I Saw the Light
by Hope Madden
At one point in I Saw the Light, Marc Abraham’s biopic of legendary country performer Hank Williams, the singer tells us, “Everybody has a little darkness in them. I show it to them and they don’t have to take it home.”
It’s a fascinating scene. Too bad it doesn’t describe the film we’re seeing.
The reliably talented Tom Hiddleston lost some pounds as well as his Brit accent to take on the role of the lanky Alabaman. While his performance is not perfect, it is quite good. Between the surprisingly effective singing and the occasionally haunted expression, Hiddleston brings Williams to charming if conflicted life.
Hiddleston is joined by the equally talented Elizabeth Olsen, and the two attempt to animate the volcanic relationship between Williams and wife Audrey. Their chemistry keeps the rocky pairing believable and fascinating, and Olsen’s spitfire performance shows fearlessness.
No, the problem with I Saw the Light is definitely not the cast. But make no mistake, there are serious problems here.

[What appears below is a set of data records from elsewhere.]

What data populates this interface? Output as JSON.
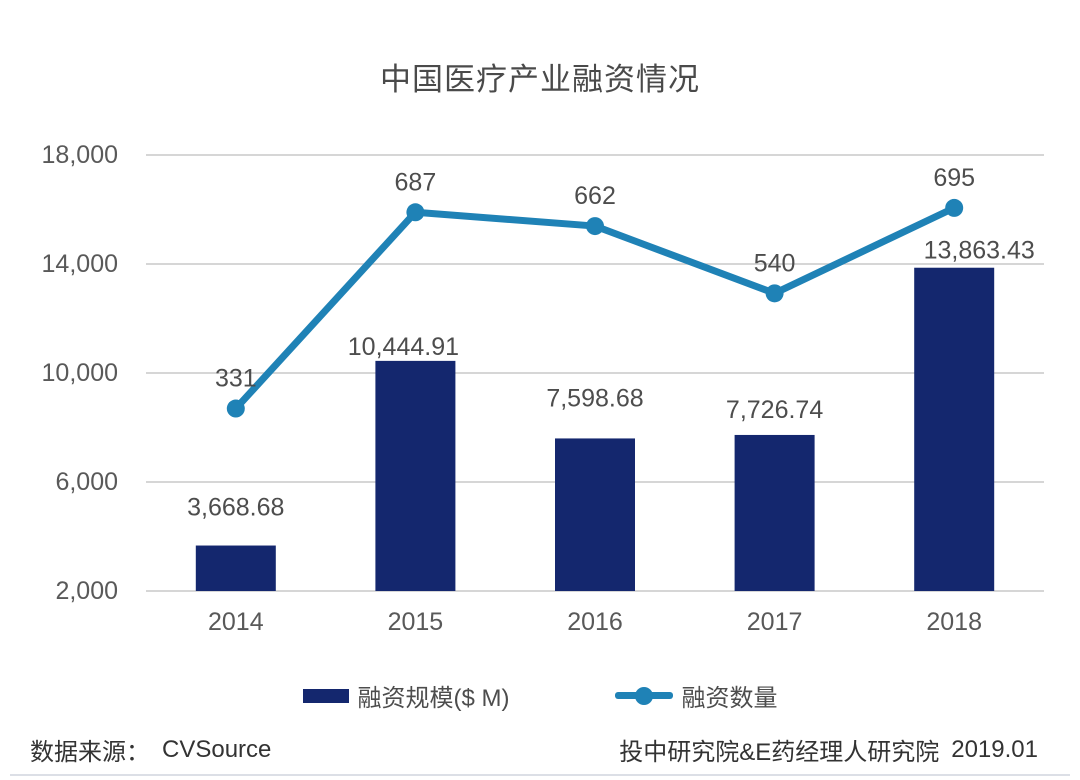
{
  "title": "中国医疗产业融资情况",
  "chart_data": {
    "type": "bar",
    "subtype": "combo-bar-line",
    "title": "中国医疗产业融资情况",
    "categories": [
      "2014",
      "2015",
      "2016",
      "2017",
      "2018"
    ],
    "series": [
      {
        "name": "融资规模($ M)",
        "type": "bar",
        "axis": "left",
        "values": [
          3668.68,
          10444.91,
          7598.68,
          7726.74,
          13863.43
        ],
        "labels": [
          "3,668.68",
          "10,444.91",
          "7,598.68",
          "7,726.74",
          "13,863.43"
        ]
      },
      {
        "name": "融资数量",
        "type": "line",
        "axis": "right",
        "values": [
          331,
          687,
          662,
          540,
          695
        ],
        "labels": [
          "331",
          "687",
          "662",
          "540",
          "695"
        ]
      }
    ],
    "left_axis": {
      "min": 2000,
      "max": 18000,
      "tick_values": [
        18000,
        14000,
        10000,
        6000,
        2000
      ],
      "ticks": [
        "18,000",
        "14,000",
        "10,000",
        "6,000",
        "2,000"
      ]
    },
    "right_axis": {
      "min": 0,
      "max": 800,
      "visible": false
    },
    "grid": "horizontal",
    "legend_position": "bottom",
    "xlabel": "",
    "ylabel": ""
  },
  "legend": {
    "bar_label": "融资规模($ M)",
    "line_label": "融资数量"
  },
  "footer": {
    "source_label": "数据来源：",
    "source_value": "CVSource",
    "attribution": "投中研究院&E药经理人研究院",
    "date": "2019.01"
  },
  "colors": {
    "bar": "#14276e",
    "line": "#1f82b6",
    "grid": "#c9c9c9",
    "axis_text": "#595959",
    "value_text": "#4d4d4d",
    "title_text": "#4a4a4a",
    "footer_text": "#333333"
  }
}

In perhaps the best scene in the film, Williams unveils his most recent effort, the iconic Your Cheatin’ Heart. Heartbroken, ill, and spent, the singer whispers the final line and Abraham cuts to his wife Billie (Maddie Hasson). This might have been a powerful choice if we had spent any time with or been given any information about this particular wife and her allegedly cheatin’ heart.
Abraham (Flash of Genius), who adapted the nonfiction book by Colin Escott, meanders through the musical legend’s personal life while entirely neglecting his music. The film never feels like it is moving forward, offers no real context or reflection on Williams’s personal struggles, and is exasperatingly slight when showcasing his artistry.
Williams tells us in the film that when a country singer sings a sad song, you know that he knows sadness.
Man, I bet that’s true. Too bad I don’t hear his sad songs, nor do I see him battle sadness. I do see him drink, show up too drunk to perform, and marry several times. That may be the fodder for a country song or two, but a satisfying biopic on one of the most influential songwriters in modern music? Nope.